It’s something anyone who’s watched the Los Angeles Lakers this season already knew. But it still came as somewhat of a shock for Lakers general manager Mitch Kupchak to openly admit that the 2015-16 season is all about Kobe Bryant — even if it means cutting into the development of the team’s future.
Kupchak told ESPN.com this week that while a team in the Lakers’ situation would typically be dedicated to nurturing players such as D’Angelo Russell, Jordan Clarkson and Julius Randle, Los Angeles "can’t do that right now:"
“This [season] is really a justified farewell to perhaps the best player in franchise history. And, God willing, he's going to want to play every game and he's going to want to play a lot of minutes in every game, because that's just the way he is.
“And as long as that continues, which it should, then that's 30-35 minutes that you might give to a young player that you can't.
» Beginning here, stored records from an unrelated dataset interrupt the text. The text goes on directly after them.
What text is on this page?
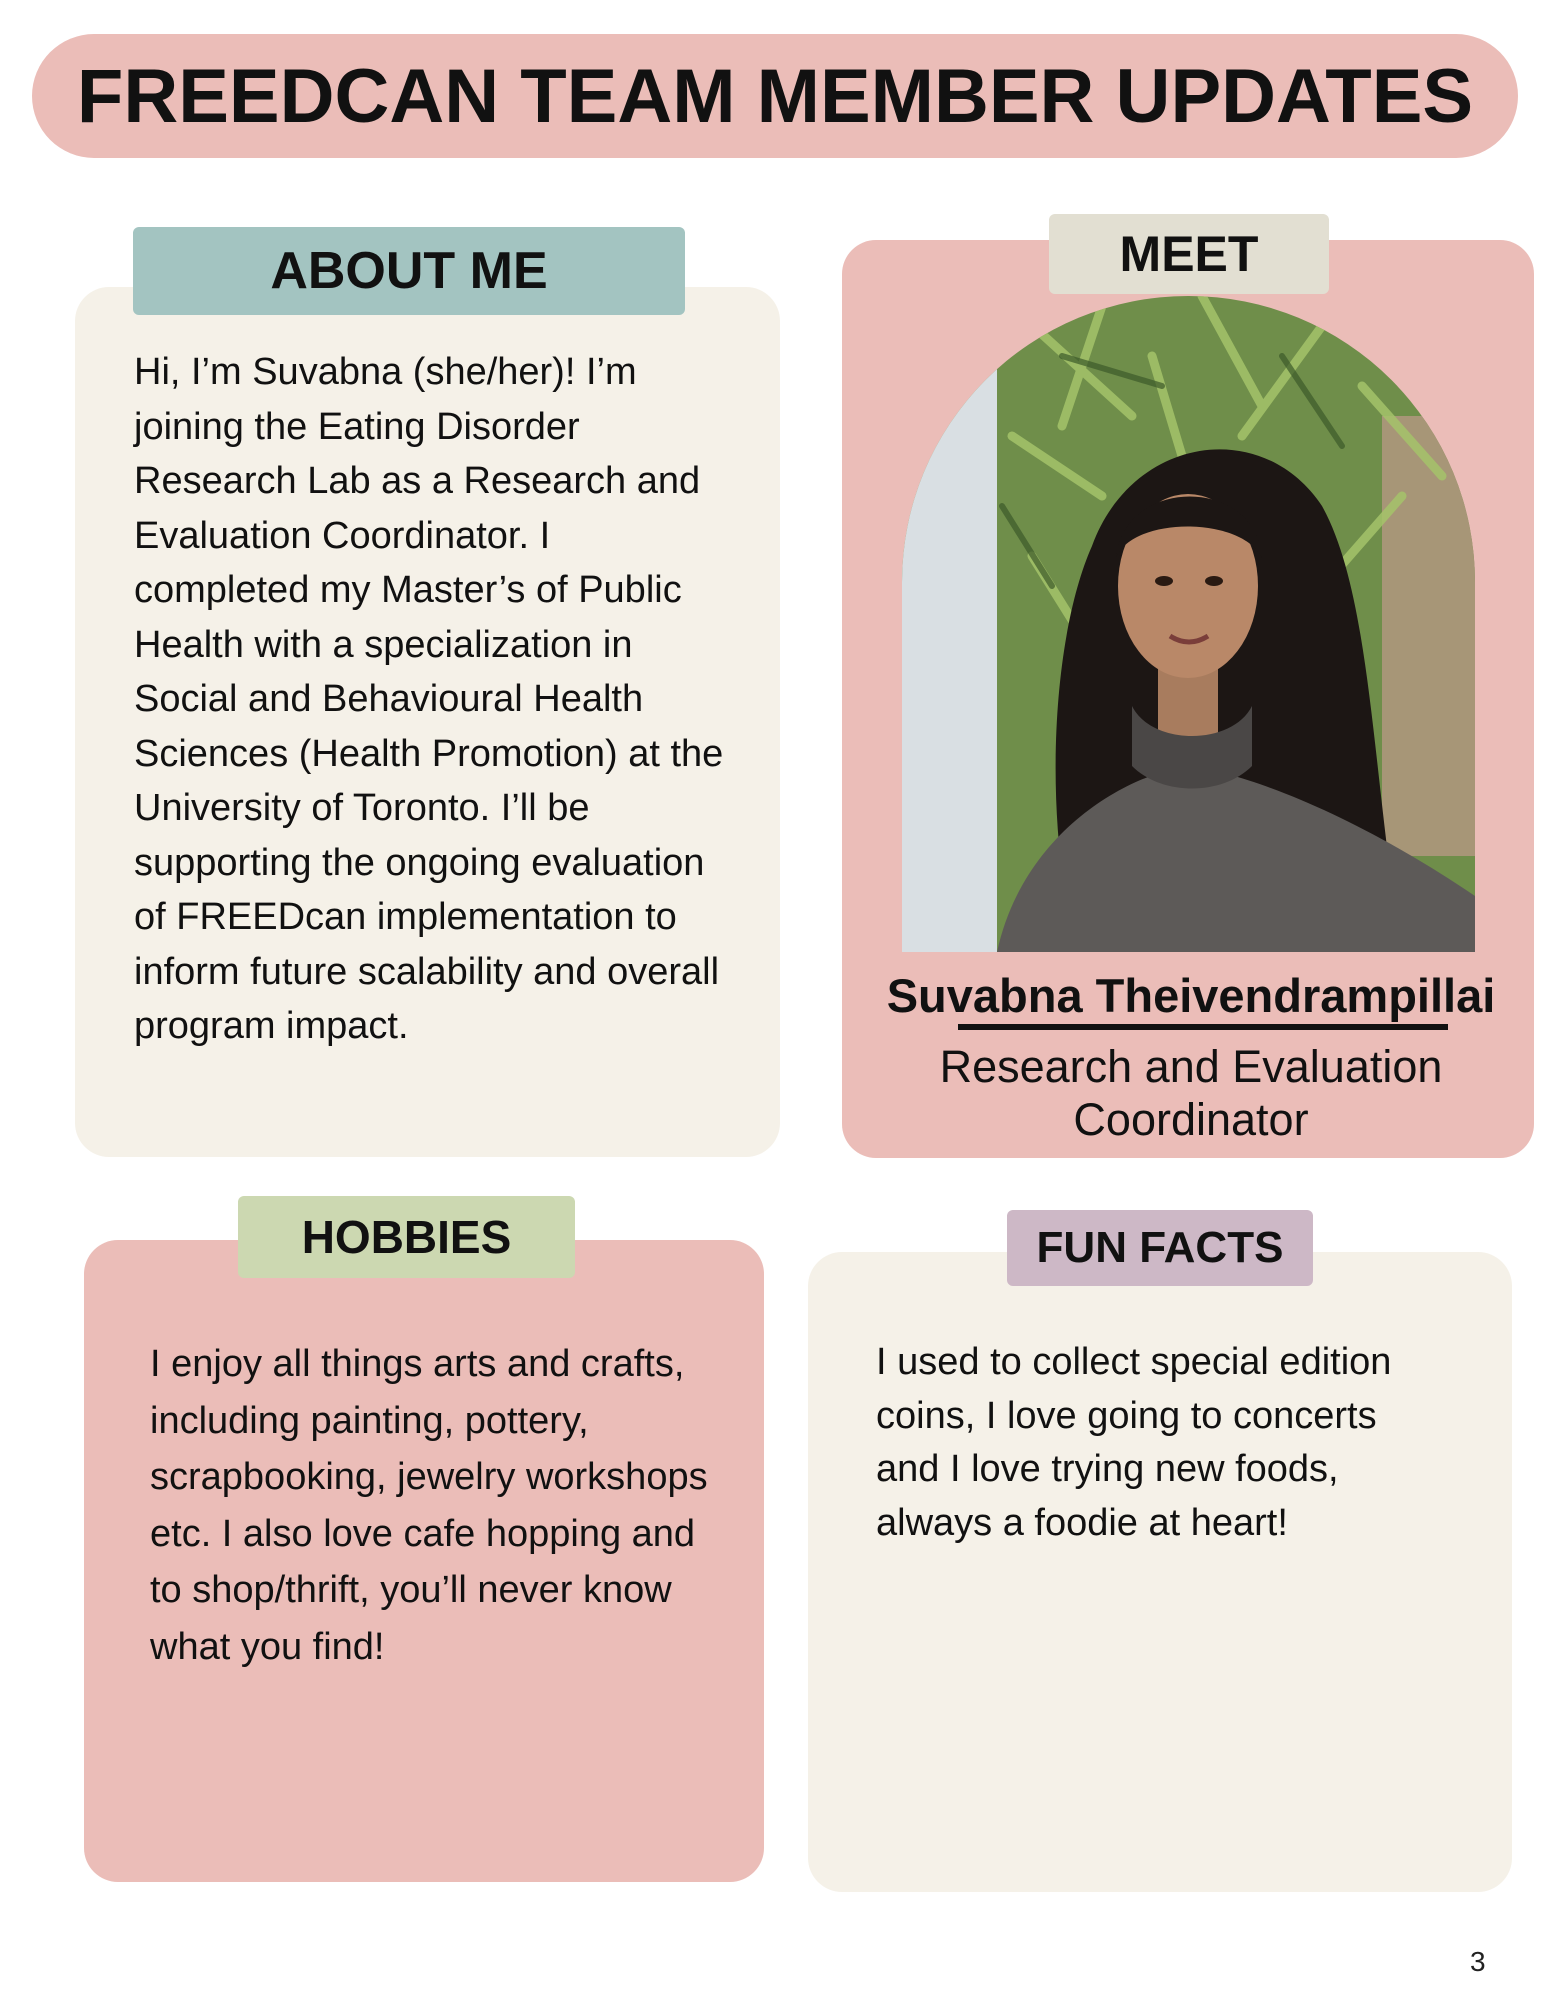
FREEDCAN TEAM MEMBER UPDATES
ABOUT ME

Hi, I’m Suvabna (she/her)! I’m joining the Eating Disorder Research Lab as a Research and Evaluation Coordinator. I completed my Master’s of Public Health with a specialization in Social and Behavioural Health Sciences (Health Promotion) at the University of Toronto. I’ll be supporting the ongoing evaluation of FREEDcan implementation to inform future scalability and overall program impact.

MEET

Suvabna Theivendrampillai

Research and Evaluation Coordinator

HOBBIES

I enjoy all things arts and crafts, including painting, pottery, scrapbooking, jewelry workshops etc. I also love cafe hopping and to shop/thrift, you’ll never know what you find!

FUN FACTS

I used to collect special edition coins, I love going to concerts and I love trying new foods, always a foodie at heart!

3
How do you get a feel for your team going forward when you know that your best player is not going to be there next year? So it's really hard to go forward until he's no longer here.”
The Lakers GM even went so far as to call it a good thing. When you have a true legend like Bryant, you celebrate his career properly. That means letting him play and say goodbye to the game and fans in the way that he wants.
But Kupchak’s explicit admission makes Bryant’s time on the court a little easier to swallow, so long as there’s no longer any question about what’s really going on with the team. Coach Byron Scott’s failure to play Russell in the clutch and his decision to tell Randle he needs to "grow up" get sheltered under the umbrella of "Bryant’s farewell tour." It’s nice that there’s no more pretending that the Lakers care about anything but Kobe for the here and now — for now, at least.
That doesn’t mean it’s a good thing, despite what Kupchak says. For these Lakers, coaching matters. And every day wasted on development kicks the Lakers’ return to playoff form farther down the road.
Bad coaching might not derail Hall of Fame-caliber talent. Just look at the lofty heights to which Blake Griffin has soared despite beginning his career under the tutelage of Vinny Del Negro. But there’s no evidence that Randle, Clarkson and Russell have that kind of generational skill. They are all very good players who could in fact become All-Stars and NBA greats in their own time. But they need to combine their own abilities, intelligence and work ethic with advisers and teachers focused on making the most of players who are still growing and learning in order to get there.
There is no easy answer here. And again, good on Kupchak for laying everything on the line. But as long as the Lakers are done pretending this season is about anything other than Kobe, let’s stop pretending that’s in any way a good thing for the team.